Fading to Black – Tracing Johnny Cash's Footsteps in Dyess, Arkansas

Johnny Cash's boyhood home
Johnny Cash’s bouhood home

It’s approximately 60 miles from my hometown of Rector, Arkansas to the residence with the address of 4791 CR 924 in Dyess, Arkansas. Throughout the 60 mile stretch, small creeks wind through pancake flat farm lands. Our journey took us east of Paragould (where Iris DeMent was born), through a sliver of the Missouri Bootheel, past the dilapidated downtown buildings in Black Oak (Jim Dandy needs to rescue that place), into Lepanto, and on to Dyess. There is one sole lonely house on County Road 924, whose dirt road probably hasn’t changed much in the past 80 years. The humble white dwelling on that property is where Johnny Cash and his family lived.
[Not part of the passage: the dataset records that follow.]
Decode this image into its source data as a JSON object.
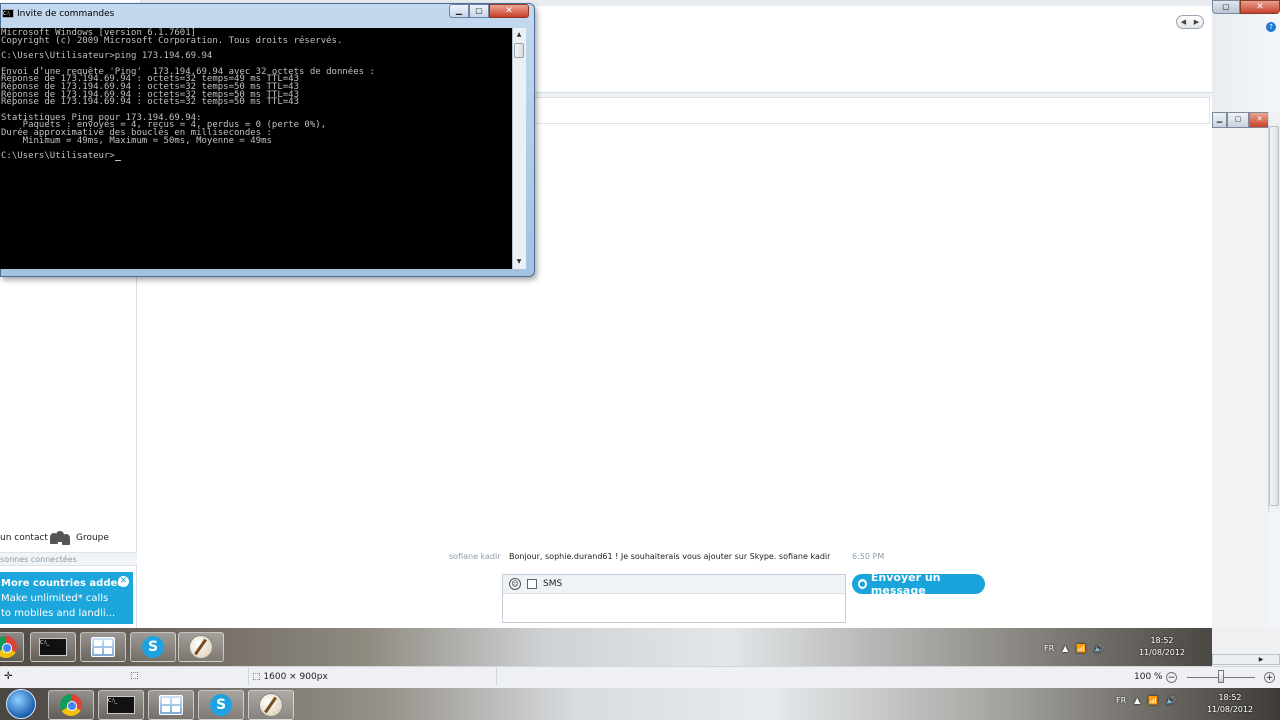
{
  "cmd": {
    "title": "Invite de commandes",
    "minimize_glyph": "▁",
    "maximize_glyph": "▢",
    "close_glyph": "✕",
    "console_lines": [
      "Microsoft Windows [version 6.1.7601]",
      "Copyright (c) 2009 Microsoft Corporation. Tous droits réservés.",
      "",
      "C:\\Users\\Utilisateur>ping 173.194.69.94",
      "",
      "Envoi d’une requête 'Ping'  173.194.69.94 avec 32 octets de données :",
      "Réponse de 173.194.69.94 : octets=32 temps=49 ms TTL=43",
      "Réponse de 173.194.69.94 : octets=32 temps=50 ms TTL=43",
      "Réponse de 173.194.69.94 : octets=32 temps=50 ms TTL=43",
      "Réponse de 173.194.69.94 : octets=32 temps=50 ms TTL=43",
      "",
      "Statistiques Ping pour 173.194.69.94:",
      "    Paquets : envoyés = 4, reçus = 4, perdus = 0 (perte 0%),",
      "Durée approximative des boucles en millisecondes :",
      "    Minimum = 49ms, Maximum = 50ms, Moyenne = 49ms",
      "",
      "C:\\Users\\Utilisateur>"
    ]
  },
  "skype": {
    "add_contact_label": "un contact",
    "group_label": "Groupe",
    "contacts_status": "sonnes connectées",
    "promo": {
      "title": "More countries added",
      "line1": "Make unlimited* calls",
      "line2": "to mobiles and landli..."
    },
    "message": {
      "sender": "sofiane kadir",
      "text": "Bonjour, sophie.durand61 ! Je souhaiterais vous ajouter sur Skype. sofiane kadir",
      "time": "6:50 PM"
    },
    "sms_label": "SMS",
    "send_button": "Envoyer un message"
  },
  "taskbar_top": {
    "lang": "FR",
    "time": "18:52",
    "date": "11/08/2012"
  },
  "statusbar": {
    "dimensions": "1600 × 900px",
    "zoom": "100 %"
  },
  "taskbar_bottom": {
    "lang": "FR",
    "time": "18:52",
    "date": "11/08/2012"
  },
  "colors": {
    "skype_blue": "#1aa4dc",
    "console_bg": "#000000",
    "console_fg": "#c0c0c0"
  }
}
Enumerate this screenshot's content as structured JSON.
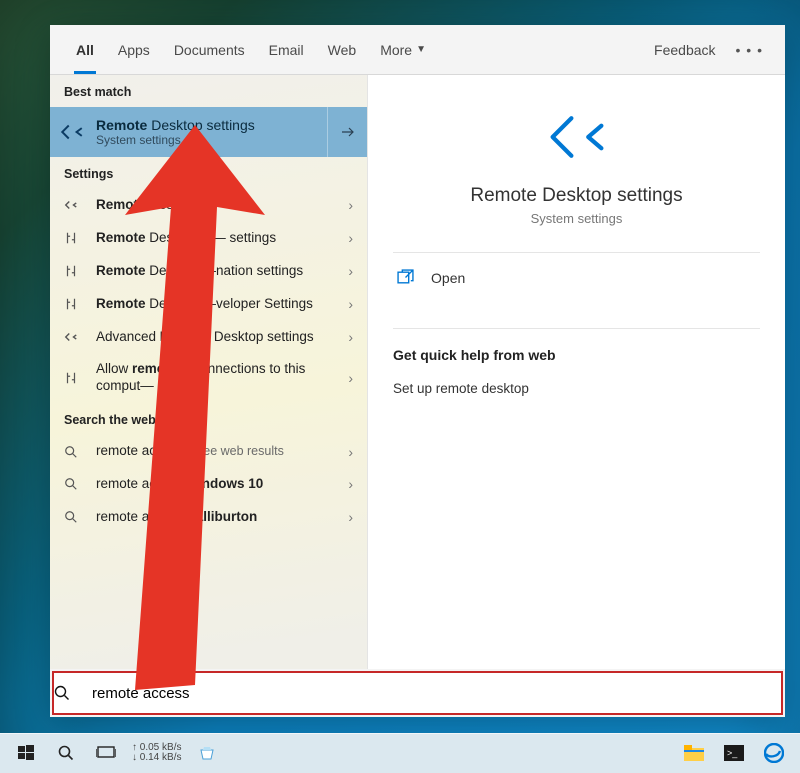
{
  "tabs": {
    "items": [
      "All",
      "Apps",
      "Documents",
      "Email",
      "Web",
      "More"
    ],
    "feedback": "Feedback"
  },
  "left": {
    "best_header": "Best match",
    "best": {
      "title_bold": "Remote",
      "title_rest": " Desktop settings",
      "subtitle": "System settings"
    },
    "settings_header": "Settings",
    "settings": [
      {
        "icon": "remote",
        "pre": "",
        "bold": "Remote",
        "post": " Desktop"
      },
      {
        "icon": "sliders",
        "pre": "",
        "bold": "Remote",
        "post": " Desktop sl— settings"
      },
      {
        "icon": "sliders",
        "pre": "",
        "bold": "Remote",
        "post": " Desktop —nation settings"
      },
      {
        "icon": "sliders",
        "pre": "",
        "bold": "Remote",
        "post": " Desktop —veloper Settings"
      },
      {
        "icon": "remote",
        "pre": "Advanced ",
        "bold": "Rem—e",
        "post": " Desktop settings"
      },
      {
        "icon": "sliders",
        "pre": "Allow ",
        "bold": "remot—",
        "post": " —onnections to this comput—"
      }
    ],
    "web_header": "Search the web",
    "web": [
      {
        "label": "remote access",
        "suffix": " - See web results"
      },
      {
        "label_pre": "remote access ",
        "bold": "windows 10"
      },
      {
        "label_pre": "remote access ",
        "bold": "halliburton"
      }
    ]
  },
  "right": {
    "title": "Remote Desktop settings",
    "subtitle": "System settings",
    "open": "Open",
    "help_header": "Get quick help from web",
    "help_link": "Set up remote desktop"
  },
  "search": {
    "value": "remote access"
  },
  "taskbar": {
    "up": "0.05 kB/s",
    "down": "0.14 kB/s"
  }
}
Dyess Colony was established in 1934 as part of Franklin Delano Roosevelt’s New Deal Program. Farmers applied for free twenty or forty acre farm plots and Ray Cash, Johnny’s father, was one of the land recipients. The Cash family moved from the small southern Arkansas town of Kingsley to Dyess in 1935, when J.R. (as he was then known) was three years old. Poverty among rural farm families was the norm in that era and as you drive down the rough dirt road where Cash lived, you can easily imagine long walks into town on humid summer days – surrounded by nothing but dirt, cotton, and endless blue skies. It was in this home where Cash would hear and be inspired by the groundbreaking rhythms of Sister Rosetta Tharpe, seventeen years his senior, who grew up 100 miles away from Dyess in Cotton Plant, Arkansas.

 

The Cash home is not currently open to the public and due to the fence around the property, it’s not possible sneak a peek into the structure. After leaving the Cash property, we ventured into Dyess Colony, which certainly has less than 500 families today. The community signs boast not only of Johnny Cash, but also of Tommy Cash (who scored three Top Ten country hits in 1969 and 1970), Gene Williams (longtime disc jockey and host of a syndicated country music program), and Buddy Jewell (who had two Top Five country hits in 2003). Williams, who owned several theaters, a radio station, and worked to restore the Dyess Colony Community Building, has his name plastered all over the small town. Unfortunately for us, the community building, a landmark Eleanor Roosevelt visited in 1936 was closed, as was the city hall. On our way out of town, we drove past a small t-shirt/souvenir shop that looked like it could use some business.

 

If nothing else, Dyess and Johnny Cash serve as a reminder that our heroes can come from anywhere (or nowhere) and adversity often means nothing to those with dreams and talent. I have a feeling that once the renovation of the Cash home is complete, the structure will entertain visitors for decades. Cash’s heart may have stopped beating in 2003, but his spirit remains a source of boundless inspiration.